Sono Fabio Bonanno, Salvatore D’Amico, Luigi Miceli e Domenico Canfarotta. Tutti avrebbero svolto, secondo quanto emerso dalle indagini, incarichi piuttosto delicati: i primi tre consegnano ai famigliari dei detenuti il cosiddetto sostentamento economico per tirare avanti, curano l’attività estorsiva e, in caso di atteggiamenti non proprio compiacenti delle vittime designate, si occupano anche di mettere in atto danneggiamenti e pestaggi. Il quarto uomo, invece, controlla e gestisce la piazza dello spaccio di droga nella zona. «Ci misiru a Elio ora?». È il 25 gennaio 2016, e Domenico Tantillo vuole delle conferme, vuole essere sicuro. E il suo interlocutore, il figlio (Vittorio), fa un cenno di assenso con la testa. È lui il nuovo vertice. Lo sa bene anche il pentito Francesco Chiarello, che nel 2015 racconta ai magistrati che quello stesso nome, Elio Ganci, era segnato sul famoso libro mastro ritrovato nel covo dei Tantillo, un «diario» della mafia, con l’elenco dei negozi e delel cifre relative da versare al mandamento, e l’elenco di detenuti da aiutare proprio con quei soldi. «Ci davano 1500 euro ogni mese», racconta. Sarà Ganci, a sua volta, uscito di prigione a dover occuparsi della stessa cosa per le famiglie dei Tantillo, ormai in galera.

E poi ci sono i sodali. «Fabio era quello che ci favoriva il panificio, si metteva a disposizione con noi, era molto affettuoso». Di Bonanno, Monica Vitale conserva un bel ricordo, il suo compagno Gaspare Parisi, ex reggente anche lui della famiglia di Borgo Vecchio, gli aveva tolto il peso di un debito di diecimila euro, un favore non di poco conto. Tanto che quello, per tutta risposta, trasforma addirittura la sua attività nei pressi di via Libertà nella base operativa dove incontrare il gruppo criminale, per pianificare le attività illecite da mettere in atto. E lo fa pur non essendo ancora, a tutti gli effetti, un sodale del clan. «È uno vicino a noi, fa parte del nostro gruppo, si occupa delle estorsioni», ammette sempre Giuseppe Tantillo. A gestire il racket del pizzo, però, non è da solo. Insieme a lui c’è Salvatore Toti D’amico, soprannominato Tacco e punta, e Luigi Miceli alias Lulù.

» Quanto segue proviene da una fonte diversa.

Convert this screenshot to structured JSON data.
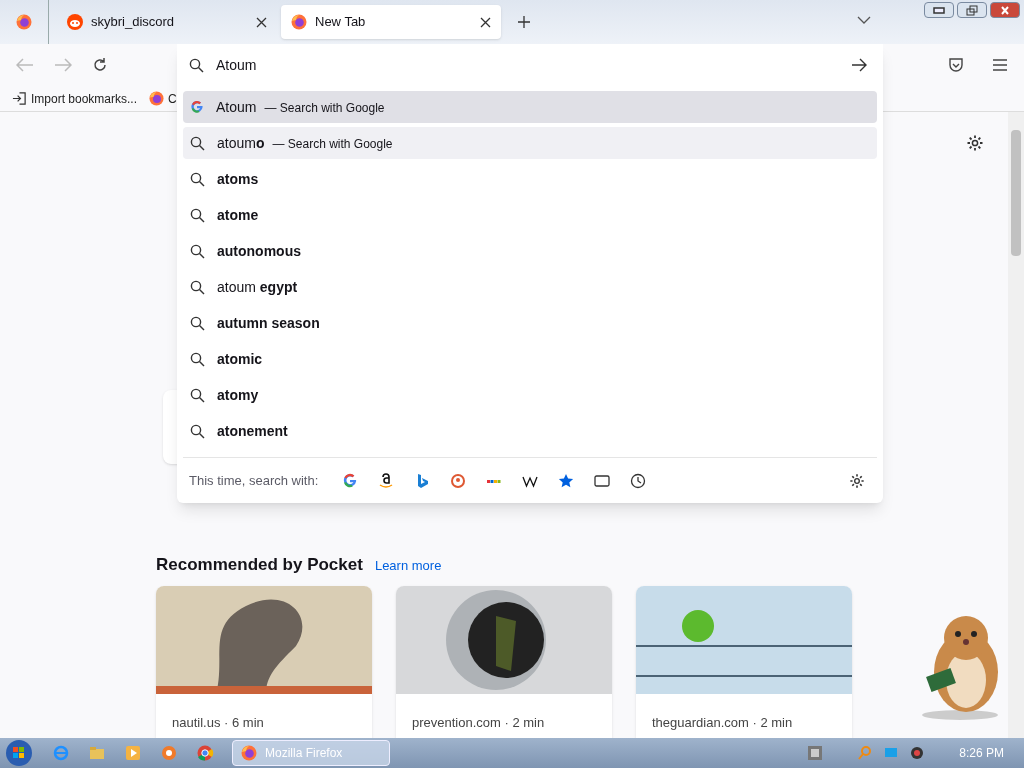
{
  "tabs": [
    {
      "title": "skybri_discord",
      "selected": false
    },
    {
      "title": "New Tab",
      "selected": true
    }
  ],
  "address_bar": {
    "value": "Atoum"
  },
  "bookmarks": [
    {
      "label": "Import bookmarks..."
    },
    {
      "label": "C"
    }
  ],
  "suggestions": [
    {
      "kind": "engine",
      "text": "Atoum",
      "suffix": "— Search with Google",
      "selected": true,
      "hovered": false
    },
    {
      "kind": "search",
      "text": "atoum**o**",
      "suffix": "— Search with Google",
      "selected": false,
      "hovered": true
    },
    {
      "kind": "search",
      "text": "**atoms**",
      "selected": false,
      "hovered": false
    },
    {
      "kind": "search",
      "text": "**atome**",
      "selected": false,
      "hovered": false
    },
    {
      "kind": "search",
      "text": "**autonomous**",
      "selected": false,
      "hovered": false
    },
    {
      "kind": "search",
      "text": "atoum **egypt**",
      "selected": false,
      "hovered": false
    },
    {
      "kind": "search",
      "text": "**autumn season**",
      "selected": false,
      "hovered": false
    },
    {
      "kind": "search",
      "text": "**atomic**",
      "selected": false,
      "hovered": false
    },
    {
      "kind": "search",
      "text": "**atomy**",
      "selected": false,
      "hovered": false
    },
    {
      "kind": "search",
      "text": "**atonement**",
      "selected": false,
      "hovered": false
    }
  ],
  "search_with": {
    "label": "This time, search with:"
  },
  "pocket": {
    "heading": "Recommended by Pocket",
    "link": "Learn more",
    "cards": [
      {
        "source": "nautil.us · 6 min"
      },
      {
        "source": "prevention.com · 2 min"
      },
      {
        "source": "theguardian.com · 2 min"
      }
    ]
  },
  "taskbar": {
    "window": "Mozilla Firefox",
    "clock": "8:26 PM"
  }
}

Il primo è molto in confidenza non solo con i Tantillo, ma anche con Vito Galatolo e tra i due le carinerie e i «sangue mio» intercettati dagli inquirenti non si contano. Già indagato per mafia, D’Amico rimedia un’assoluzione nel 2010, a dispetto delle dichiarazioni del pentito Andrea Bonaccorso, che lo faceva figlioccio di Angelo Monti, anche lui ex reggente di Borgo Vecchio, che lo avrebbe usato come tramite per recapitare messaggi e tenere i contatti con i boss della Noce. Mentre il collaboratore Maurizio Spataro, già nel 2008, lo colloca come uno degli uomini vicino a Elio Ganci, uno di quelli che si occupa delle estorsioni. Ma anche dei pestaggi, a giudicare dalle dichiarazioni più recenti di Giuseppe Tantillo. 

Lulù, invece, dei Tantillo è il nipote, «a mia moglie ci sembrava che era un minorenne», racconta Chiarello: «Ma mi mannanu i picciriddi?», gli avrebbe detto lei, a proposito del sostentamento ricevuto mensilmente per via del marito in galera. Ma non si tira indietro, Miceli, nemmeno quando c’è da alzare le mani e il solito Giuseppe Tantillo, infatti, lo descrive come il responsabile del pestaggio di due fruttivendoli, rei di aver maltrattato un concorrente più giovane che si era posizionato vicino a loro. Per la droga, poi, una persona ad hoc: «Si interessava a tutte cose lui, lo comprava, lo vendeva. Cocaina, lui si occupa della cocaina». Lui è Domenico Canfarotta. «Me la faceva vedere, che ha fatto questo affare, poi dice di qua ti do tremila euro, quattromila euro, va bene», è quello che racconta di lui Tantillo.